Landlords making properties greener ahead of energy-efficiency rules
Landlords are taking steps to improve the energy efficiency of their rental properties, said Shawbrook Bank, ahead of rules that require them to meet a minimum Energy Performance Certificate rating of C by 2025.
The buy-to-let specialist said that 17% of buy-to-let landlords have undertaken a refurbishment in the last 12 months to improve the energy efficiency of their home.
The new rules mean rental properties with an EPC rating of D or below will not be able to take on new tenants from 2025. By 2028 all existing tanancies will need to be in properties with an EPC rating of C or above.
According to data from the Ministry of Housing, Communities and Local Government there are close to 13 million homes in England and Wales currently with an EPC rating of D or below.
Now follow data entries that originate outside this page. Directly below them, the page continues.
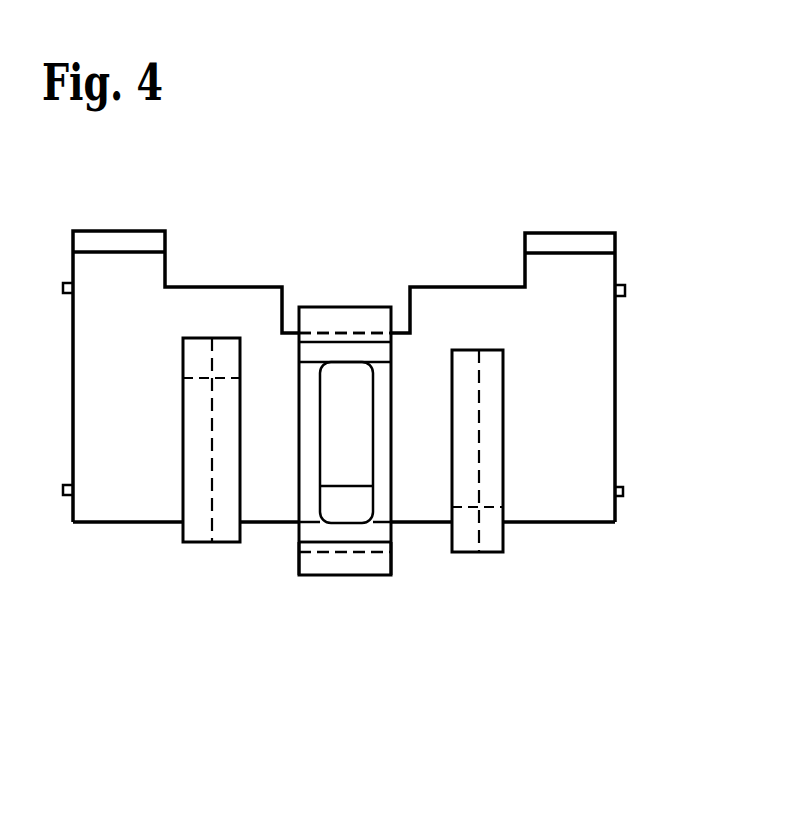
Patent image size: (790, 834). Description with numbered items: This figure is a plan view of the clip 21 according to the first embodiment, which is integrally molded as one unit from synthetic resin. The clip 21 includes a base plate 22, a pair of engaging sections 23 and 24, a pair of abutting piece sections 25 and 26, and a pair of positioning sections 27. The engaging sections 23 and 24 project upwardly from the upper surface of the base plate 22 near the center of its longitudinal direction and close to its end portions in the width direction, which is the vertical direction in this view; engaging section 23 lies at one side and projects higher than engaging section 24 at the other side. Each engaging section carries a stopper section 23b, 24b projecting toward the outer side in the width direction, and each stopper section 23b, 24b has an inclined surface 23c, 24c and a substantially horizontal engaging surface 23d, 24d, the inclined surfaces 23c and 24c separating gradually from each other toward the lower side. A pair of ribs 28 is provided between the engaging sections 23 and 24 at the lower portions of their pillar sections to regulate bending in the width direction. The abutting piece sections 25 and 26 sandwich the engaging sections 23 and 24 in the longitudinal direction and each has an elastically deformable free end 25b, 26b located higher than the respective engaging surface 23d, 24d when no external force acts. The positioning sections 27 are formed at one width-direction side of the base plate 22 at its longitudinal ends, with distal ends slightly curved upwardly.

The clip 21 is at (384, 100).
The base plate 22 is at (590, 408).
The engaging section 23 is at (412, 257).
The stopper section 23b is at (369, 302).
The inclined surface 23c is at (345, 313).
The engaging surface 23d is at (317, 328).
The engaging section 24 is at (304, 602).
The stopper section 24b is at (301, 580).
The inclined surface 24c is at (372, 565).
The engaging surface 24d is at (345, 553).
The abutting piece section 25 is at (552, 463).
The free end 25b is at (492, 438).
The abutting piece section 26 is at (161, 471).
The free end 26b is at (187, 487).
The positioning section 27 is at (110, 235).
The rib 28 is at (308, 443).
For those landlords who own older properties – which are typically less energy efficient – it can be harder to improve the rating. This could mean that by 2025 some properties could be ‘unrentable’ and ‘unsellable’.
Change is coming
Of all the landlords that had undertaken a refurbishment, 22% had replaced the boiler and heating system in their property, a further 23% had replaced the windows, and 18% had installed new white goods. All these actions could impact a property’s EPC rating and help landlords move closer to achieving a rating of C or above.
Making properties more energy efficient can also boost demand from tenants, with one in 10 private renters said that they would stay in their current property longer if their landlord made changes to the property. Tenants were also happy to pay more in rent – 18% of tenants said they’d pay more if windows were replaced, 15% would pay more for a new boiler and heating system, and 10% suggested that installing solar panels would justify paying more rent.
John Eastgate, MD of property finance at Shawbrook Bank, said: “It’s welcome news that landlords are already acting ahead of the rule change in 2025 and it’s completely right that we should all be considering how to make our properties more energy efficient and environmentally friendly.
“Some owners, however, will need support from both lenders, and the government, to make these changes financially possible. Without this, we risk a substantial part of the private rental sector becoming unrentable and therefore unmortgageable and unsellable. With homeownership still out of reach for many this could leave us with a shortage of quality homes to rent.”